I tend to be a leader of relational extremes. I adore being around people who are the healthiest version of themselves, who need nothing from me, who can laugh at the world and give me some grins right along with them. But if there isn't an entertaining person in the room, I start to feel like I have to become her.  I also love being around people who are unhealthy versions of themselves, who need something sincere and candid and perceptive from me. I start to get nervous when I can't identify an unhealthy person in the room because then it assume that it must be me.  I tend toward taking and then I swing toward giving.  Balancing the two is where I feel exposed.

Because I'm always seeking out the amusing or the aching, engaging with the people in-between all of that leaves me in a peculiar gray area we call friendship.  In-between all of that there are the relationships that entail both give and take. Of course, it's the in-between where you find your truest friends, the ones who can take your junk and your joy and not unequivocally define you as either thing. Friends are the people who can give you space and not take it personally thinking that your need for space is really your need for space from them. Friends are the people who can live with that tension that gray simply is.  It's not sunny, but it's not cold; it's not full, but it's not empty. Friends flex.

As we establish this church we're developing a core of trust before we move into evenings of rich teaching and spiritual experiences. We're making space for a community of friends to open themselves up to one another, to the laughter and the letdown, to the abundance and the scarcity, to the hope and the doubt. There's been dog-sitting and kid-swapping. There's been private dinners and meals all-together. We show up for one another, when we have a sadness, a birthday, a day to go skiing, a tough encounter, a marital question, a new business venture. In time, they'll be the people who are the guests at a thirteenth birthday, a law school graduation, and a some-day baby shower. These are the people we'll live life with for a while.

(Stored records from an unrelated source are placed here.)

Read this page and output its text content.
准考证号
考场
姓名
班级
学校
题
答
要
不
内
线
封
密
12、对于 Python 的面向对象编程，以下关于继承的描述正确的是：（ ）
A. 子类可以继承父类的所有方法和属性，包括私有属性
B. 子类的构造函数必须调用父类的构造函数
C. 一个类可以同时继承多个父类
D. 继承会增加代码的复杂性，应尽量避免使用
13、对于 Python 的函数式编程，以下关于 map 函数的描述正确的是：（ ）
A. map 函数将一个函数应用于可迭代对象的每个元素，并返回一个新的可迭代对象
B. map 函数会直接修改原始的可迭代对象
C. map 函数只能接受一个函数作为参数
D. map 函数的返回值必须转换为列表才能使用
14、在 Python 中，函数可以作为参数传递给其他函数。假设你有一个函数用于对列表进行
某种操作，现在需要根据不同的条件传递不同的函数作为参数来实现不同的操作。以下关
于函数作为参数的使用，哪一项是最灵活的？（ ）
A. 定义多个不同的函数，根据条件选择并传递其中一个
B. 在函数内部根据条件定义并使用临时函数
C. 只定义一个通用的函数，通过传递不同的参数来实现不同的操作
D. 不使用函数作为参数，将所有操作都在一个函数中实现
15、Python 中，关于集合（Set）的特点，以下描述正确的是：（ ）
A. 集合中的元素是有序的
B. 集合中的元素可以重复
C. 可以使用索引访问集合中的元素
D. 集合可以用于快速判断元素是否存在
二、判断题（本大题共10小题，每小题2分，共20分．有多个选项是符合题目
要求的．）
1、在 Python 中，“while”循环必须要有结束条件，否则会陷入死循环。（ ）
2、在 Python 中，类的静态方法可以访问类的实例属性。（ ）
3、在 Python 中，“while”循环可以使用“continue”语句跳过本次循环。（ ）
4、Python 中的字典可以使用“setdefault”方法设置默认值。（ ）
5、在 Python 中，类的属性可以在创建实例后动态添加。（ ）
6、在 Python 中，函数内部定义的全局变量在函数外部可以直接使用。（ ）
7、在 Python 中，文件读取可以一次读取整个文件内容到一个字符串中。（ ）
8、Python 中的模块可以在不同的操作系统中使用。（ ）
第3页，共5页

Friendship isn't the only thing that makes a church a church, but it's the ultimate level of living a missional life. Friendship isn't pity, isn't altruism, isn't fixing someone, isn't even following someone around because you see God at work in them. Friendship is a side-by-side refusal to objectify a person and to simply see them for what they are: image of God and human flesh.  It's a grace-giving mutuality. It's a provision of hospitality. And hospitality is the context for the gospel.  See where this is going?

Without these relationships our idea of planting a church would be an empty, task-oriented endeavor.  Some churches are focused on their program, or their reputation or their evangelistic number-counting.  All of those  focuses have the potential of shipwrecking a faith and a fold. We want to be a church that's centered on love, on talking to one another with depth and grace, on being God-bearing restorers, on growing together. We have to begin from a place of trust.  We have to begin with friends.

You will undertake many things in life that will require all of your breath and hope and strength.  Hard things. One day you'll start your own business, court a wife, and even settle my estate. Don't begin from a place of producing.  Begin from a place of listening.  Don't begin by thrusting your wares on a wary culture.  Begin by learning the language.  Don't begin with a structure, begin by investing in relationships that will carry you and stretch you and cast you out into the best rendition of who you were made to be.

When we lean on friends that we trust, support, respect and accept, we're using our strengths to build up our weaknesses because we'll break that trust, we'll be a fool, we'll forget to listen and we'll need to be forgiven. This is the building block for everything good: whatever you begin, begin with friends.